Artist: The Raymond Rasberry Singers
If you ask me, some record stores should be required to call themselves 'record museums' instead. These are the stores that stick prices on their LPs that are so hilariously high, you just have to assume the people running the shop have never stepped inside another regular record store before—and they've certainly never browsed through the dollar vinyl at any of their local neighborhood thrift stores.
When a store's barrel-bottom 'bargain' price for an LP is $8 and you're asked to fork over $10 or more for thrift store staples like this one, or this one, or this...well then you're not actually in a record store at all. You're in a museum. Sadly, you might actually find really neat records in the bins at the museum—like this one for example, or this one—but they'll be priced at $45, $75, or even $100, which of course no normal person should ever be willing to pay. You'll often find a date included on the LP's price tag that shows when the record was put into stock, so you can see for yourself that these outlandishly-priced records have been languishing in the bins for six, seven, or eight years or more, with nobody getting to hear them. And since the prices are never reduced, you can return there six, seven, or eight years later to marvel at the exact same vinyl exhibit that will still be on display. I hate record museums, and I just want to slap the morons who run them.
If you're the record-hoarding curator of a record museum, but you actually do want people to purchase and enjoy the music in your store, it's an easy problem to fix. Just ask the guy who runs Black Dot Records in Buffalo, a terrific little vinyl boutique on the northwest side of town. You'll find arrival dates on the price tags of the used records there, and if an LP has been in the bins for 10 months or more, it's automatically 50% off. If an album has been sitting in the bins for over 15 months, then the discount is 75%. It's smart, it's simple, it's fair, and it gets the records out of the store and onto people's record players at home. If I lived in Buffalo, I would always start my record hunting here.
[ Black Dots Records' discount pricing structure ]

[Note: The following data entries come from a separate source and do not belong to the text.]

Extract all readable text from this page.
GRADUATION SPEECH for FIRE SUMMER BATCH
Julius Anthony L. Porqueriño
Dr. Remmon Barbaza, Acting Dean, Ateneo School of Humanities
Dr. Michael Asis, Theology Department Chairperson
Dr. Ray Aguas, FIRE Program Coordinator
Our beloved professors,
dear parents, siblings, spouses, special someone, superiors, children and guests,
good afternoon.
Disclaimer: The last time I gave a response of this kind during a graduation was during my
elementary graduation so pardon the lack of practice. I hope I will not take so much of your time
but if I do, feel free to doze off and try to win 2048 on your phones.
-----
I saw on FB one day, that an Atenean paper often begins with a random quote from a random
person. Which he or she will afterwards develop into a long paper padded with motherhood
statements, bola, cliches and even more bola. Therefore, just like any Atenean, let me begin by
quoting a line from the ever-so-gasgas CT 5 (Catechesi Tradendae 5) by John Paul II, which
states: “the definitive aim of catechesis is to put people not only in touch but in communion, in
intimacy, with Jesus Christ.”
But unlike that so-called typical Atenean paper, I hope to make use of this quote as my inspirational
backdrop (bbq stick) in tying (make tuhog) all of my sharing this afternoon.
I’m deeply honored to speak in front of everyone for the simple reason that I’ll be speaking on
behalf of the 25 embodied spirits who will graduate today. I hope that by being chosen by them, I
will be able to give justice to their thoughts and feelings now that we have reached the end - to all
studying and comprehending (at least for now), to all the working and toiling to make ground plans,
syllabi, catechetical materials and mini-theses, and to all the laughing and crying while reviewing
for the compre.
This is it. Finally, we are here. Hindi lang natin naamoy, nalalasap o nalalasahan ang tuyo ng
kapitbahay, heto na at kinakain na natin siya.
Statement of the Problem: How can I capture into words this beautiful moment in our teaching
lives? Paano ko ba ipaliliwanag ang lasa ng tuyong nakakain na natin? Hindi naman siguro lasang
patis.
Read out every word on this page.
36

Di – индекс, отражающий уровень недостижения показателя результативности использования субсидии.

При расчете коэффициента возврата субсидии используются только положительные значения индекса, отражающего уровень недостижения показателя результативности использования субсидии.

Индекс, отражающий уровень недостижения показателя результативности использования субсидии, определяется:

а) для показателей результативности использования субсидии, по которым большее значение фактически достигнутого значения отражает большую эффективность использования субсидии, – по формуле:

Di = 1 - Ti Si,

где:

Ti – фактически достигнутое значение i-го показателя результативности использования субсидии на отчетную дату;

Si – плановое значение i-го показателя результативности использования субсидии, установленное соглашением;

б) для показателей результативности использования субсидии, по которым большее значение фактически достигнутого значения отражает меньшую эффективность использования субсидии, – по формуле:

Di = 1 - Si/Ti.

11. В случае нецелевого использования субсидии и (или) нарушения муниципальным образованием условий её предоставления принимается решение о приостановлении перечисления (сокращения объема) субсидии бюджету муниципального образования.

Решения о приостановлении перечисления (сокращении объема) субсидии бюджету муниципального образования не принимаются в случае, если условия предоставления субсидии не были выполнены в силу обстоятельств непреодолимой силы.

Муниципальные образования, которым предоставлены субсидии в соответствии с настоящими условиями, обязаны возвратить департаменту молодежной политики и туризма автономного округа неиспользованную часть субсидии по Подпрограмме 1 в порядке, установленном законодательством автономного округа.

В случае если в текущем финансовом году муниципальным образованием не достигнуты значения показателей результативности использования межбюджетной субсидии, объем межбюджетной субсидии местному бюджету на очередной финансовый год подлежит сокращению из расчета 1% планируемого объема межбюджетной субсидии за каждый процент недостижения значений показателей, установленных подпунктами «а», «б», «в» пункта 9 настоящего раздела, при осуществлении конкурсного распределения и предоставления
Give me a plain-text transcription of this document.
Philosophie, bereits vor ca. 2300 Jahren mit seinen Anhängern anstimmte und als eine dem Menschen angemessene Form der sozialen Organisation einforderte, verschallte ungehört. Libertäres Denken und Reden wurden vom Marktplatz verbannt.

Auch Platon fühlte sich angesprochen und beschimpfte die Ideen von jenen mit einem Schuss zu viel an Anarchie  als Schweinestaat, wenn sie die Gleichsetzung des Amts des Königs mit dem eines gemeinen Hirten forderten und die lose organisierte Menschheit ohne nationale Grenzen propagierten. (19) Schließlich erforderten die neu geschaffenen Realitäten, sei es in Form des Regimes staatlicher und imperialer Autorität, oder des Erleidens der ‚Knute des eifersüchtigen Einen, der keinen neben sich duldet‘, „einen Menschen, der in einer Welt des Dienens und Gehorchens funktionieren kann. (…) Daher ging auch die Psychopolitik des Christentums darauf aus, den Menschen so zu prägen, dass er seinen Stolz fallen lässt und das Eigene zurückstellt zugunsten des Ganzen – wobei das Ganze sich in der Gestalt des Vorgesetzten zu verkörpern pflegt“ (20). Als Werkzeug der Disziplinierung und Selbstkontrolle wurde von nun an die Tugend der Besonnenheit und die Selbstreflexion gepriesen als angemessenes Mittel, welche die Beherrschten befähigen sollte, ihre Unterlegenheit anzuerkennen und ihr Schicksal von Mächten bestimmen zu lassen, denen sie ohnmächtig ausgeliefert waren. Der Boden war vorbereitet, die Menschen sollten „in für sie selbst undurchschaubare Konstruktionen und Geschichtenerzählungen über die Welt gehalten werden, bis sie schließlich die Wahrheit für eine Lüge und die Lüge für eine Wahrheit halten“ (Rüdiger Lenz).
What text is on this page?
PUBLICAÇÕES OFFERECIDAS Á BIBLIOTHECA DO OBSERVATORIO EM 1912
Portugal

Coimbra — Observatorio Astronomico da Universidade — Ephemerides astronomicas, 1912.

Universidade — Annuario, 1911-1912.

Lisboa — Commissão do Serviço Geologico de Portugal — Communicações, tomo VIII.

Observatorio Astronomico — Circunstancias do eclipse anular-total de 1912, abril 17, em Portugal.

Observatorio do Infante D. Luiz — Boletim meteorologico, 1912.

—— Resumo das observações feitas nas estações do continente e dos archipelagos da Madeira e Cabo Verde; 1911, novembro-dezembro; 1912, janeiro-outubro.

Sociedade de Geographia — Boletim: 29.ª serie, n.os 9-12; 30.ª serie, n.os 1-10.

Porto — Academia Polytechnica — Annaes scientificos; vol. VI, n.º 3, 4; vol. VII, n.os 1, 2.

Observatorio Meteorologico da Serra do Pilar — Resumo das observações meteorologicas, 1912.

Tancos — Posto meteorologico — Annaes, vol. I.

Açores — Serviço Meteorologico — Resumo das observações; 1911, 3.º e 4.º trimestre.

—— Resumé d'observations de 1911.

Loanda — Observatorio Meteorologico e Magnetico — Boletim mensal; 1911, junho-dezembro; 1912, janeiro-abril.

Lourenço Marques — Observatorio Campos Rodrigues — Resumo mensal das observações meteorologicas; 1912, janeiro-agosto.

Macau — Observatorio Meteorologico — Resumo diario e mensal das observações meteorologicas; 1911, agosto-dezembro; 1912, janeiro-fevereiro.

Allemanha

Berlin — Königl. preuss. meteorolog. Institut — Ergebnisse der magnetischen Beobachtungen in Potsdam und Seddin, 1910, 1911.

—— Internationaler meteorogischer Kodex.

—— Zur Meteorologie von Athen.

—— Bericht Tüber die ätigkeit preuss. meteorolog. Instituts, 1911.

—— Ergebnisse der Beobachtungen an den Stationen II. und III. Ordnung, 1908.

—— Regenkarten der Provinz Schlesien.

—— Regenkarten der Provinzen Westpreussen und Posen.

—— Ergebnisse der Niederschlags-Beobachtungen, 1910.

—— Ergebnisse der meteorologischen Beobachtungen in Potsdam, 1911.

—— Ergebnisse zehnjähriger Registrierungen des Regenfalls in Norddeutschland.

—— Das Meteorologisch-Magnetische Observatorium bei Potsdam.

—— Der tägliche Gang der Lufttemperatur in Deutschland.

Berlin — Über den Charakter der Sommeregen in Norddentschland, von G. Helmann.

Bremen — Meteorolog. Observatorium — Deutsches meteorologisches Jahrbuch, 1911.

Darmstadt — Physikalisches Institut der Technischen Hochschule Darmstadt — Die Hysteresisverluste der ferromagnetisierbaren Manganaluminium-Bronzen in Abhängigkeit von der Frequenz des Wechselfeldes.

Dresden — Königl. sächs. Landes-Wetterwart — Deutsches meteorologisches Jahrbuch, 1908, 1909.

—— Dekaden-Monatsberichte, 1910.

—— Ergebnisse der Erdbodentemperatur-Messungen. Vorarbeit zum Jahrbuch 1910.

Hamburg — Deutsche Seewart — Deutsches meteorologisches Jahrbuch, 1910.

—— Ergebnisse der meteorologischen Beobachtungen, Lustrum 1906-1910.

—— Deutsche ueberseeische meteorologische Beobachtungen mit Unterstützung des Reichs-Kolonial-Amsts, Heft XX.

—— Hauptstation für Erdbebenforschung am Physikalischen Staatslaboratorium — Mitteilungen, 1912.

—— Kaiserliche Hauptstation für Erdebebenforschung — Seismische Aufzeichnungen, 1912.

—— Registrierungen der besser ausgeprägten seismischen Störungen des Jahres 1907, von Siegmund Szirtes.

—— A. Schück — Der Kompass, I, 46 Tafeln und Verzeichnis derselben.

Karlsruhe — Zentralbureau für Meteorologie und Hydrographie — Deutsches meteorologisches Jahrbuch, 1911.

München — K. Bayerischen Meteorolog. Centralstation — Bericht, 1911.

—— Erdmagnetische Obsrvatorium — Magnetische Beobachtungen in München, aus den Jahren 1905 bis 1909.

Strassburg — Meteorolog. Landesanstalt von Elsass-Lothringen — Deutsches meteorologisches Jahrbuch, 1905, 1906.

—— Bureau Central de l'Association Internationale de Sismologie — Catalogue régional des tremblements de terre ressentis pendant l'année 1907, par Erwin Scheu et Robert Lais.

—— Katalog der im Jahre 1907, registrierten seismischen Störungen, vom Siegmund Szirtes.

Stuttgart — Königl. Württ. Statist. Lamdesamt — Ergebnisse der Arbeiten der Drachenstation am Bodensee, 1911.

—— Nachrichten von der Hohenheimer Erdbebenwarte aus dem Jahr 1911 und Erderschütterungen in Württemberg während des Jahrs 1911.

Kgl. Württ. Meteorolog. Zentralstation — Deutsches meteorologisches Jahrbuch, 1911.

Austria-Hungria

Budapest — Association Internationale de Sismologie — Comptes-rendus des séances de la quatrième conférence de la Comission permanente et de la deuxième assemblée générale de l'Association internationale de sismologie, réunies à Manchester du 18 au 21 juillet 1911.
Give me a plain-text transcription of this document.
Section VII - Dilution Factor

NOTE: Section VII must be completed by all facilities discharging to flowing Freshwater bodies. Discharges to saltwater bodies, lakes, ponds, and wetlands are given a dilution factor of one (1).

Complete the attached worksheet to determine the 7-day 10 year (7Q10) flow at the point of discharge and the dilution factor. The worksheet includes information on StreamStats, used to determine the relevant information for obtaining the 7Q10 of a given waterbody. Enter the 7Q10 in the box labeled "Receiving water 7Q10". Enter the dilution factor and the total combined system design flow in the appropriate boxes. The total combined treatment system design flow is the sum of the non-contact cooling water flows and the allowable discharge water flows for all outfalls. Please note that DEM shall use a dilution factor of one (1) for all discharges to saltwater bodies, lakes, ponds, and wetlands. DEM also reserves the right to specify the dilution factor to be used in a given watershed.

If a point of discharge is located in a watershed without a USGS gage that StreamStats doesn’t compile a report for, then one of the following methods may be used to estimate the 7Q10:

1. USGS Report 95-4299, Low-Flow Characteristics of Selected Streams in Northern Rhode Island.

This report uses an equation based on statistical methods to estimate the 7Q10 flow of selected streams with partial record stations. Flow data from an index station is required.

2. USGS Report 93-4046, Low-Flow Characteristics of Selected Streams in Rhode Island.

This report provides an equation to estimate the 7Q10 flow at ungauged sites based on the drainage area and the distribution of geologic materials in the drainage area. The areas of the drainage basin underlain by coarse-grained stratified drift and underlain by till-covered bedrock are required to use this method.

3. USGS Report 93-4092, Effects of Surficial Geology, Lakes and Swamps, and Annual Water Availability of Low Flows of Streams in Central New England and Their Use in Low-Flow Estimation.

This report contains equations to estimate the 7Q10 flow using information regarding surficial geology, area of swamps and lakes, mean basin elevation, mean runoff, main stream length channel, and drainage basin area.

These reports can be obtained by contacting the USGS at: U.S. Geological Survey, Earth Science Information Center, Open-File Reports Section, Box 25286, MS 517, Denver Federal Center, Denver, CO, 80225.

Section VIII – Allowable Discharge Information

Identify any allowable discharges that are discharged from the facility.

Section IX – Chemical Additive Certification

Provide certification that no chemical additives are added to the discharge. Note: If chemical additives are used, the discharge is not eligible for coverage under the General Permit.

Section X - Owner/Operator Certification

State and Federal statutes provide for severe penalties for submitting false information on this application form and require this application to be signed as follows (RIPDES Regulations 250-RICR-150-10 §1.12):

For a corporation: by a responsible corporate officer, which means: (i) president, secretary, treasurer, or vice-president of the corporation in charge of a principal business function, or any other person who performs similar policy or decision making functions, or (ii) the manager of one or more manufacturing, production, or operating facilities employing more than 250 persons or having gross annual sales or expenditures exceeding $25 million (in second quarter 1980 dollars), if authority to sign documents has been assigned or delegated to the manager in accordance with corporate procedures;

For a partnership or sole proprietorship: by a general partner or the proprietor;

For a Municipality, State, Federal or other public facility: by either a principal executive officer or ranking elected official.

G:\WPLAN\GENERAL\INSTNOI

This 1960 gospel LP by The Raymond Rasberry Singers had been at Black Dots since January of 2016, so I didn't actually get a discount. But it was marked at just $3.99 anyhow, so they're not peddling their vinyl at museum-piece prices to begin with. There's no listening station available, but Josh, the owner of the place, offered to play some tracks from the albums I was interested in on the system in the store. I knew I'd be buying Ray Rasberry's record two seconds after the needle hit the groove, since I'd struck gospel gold!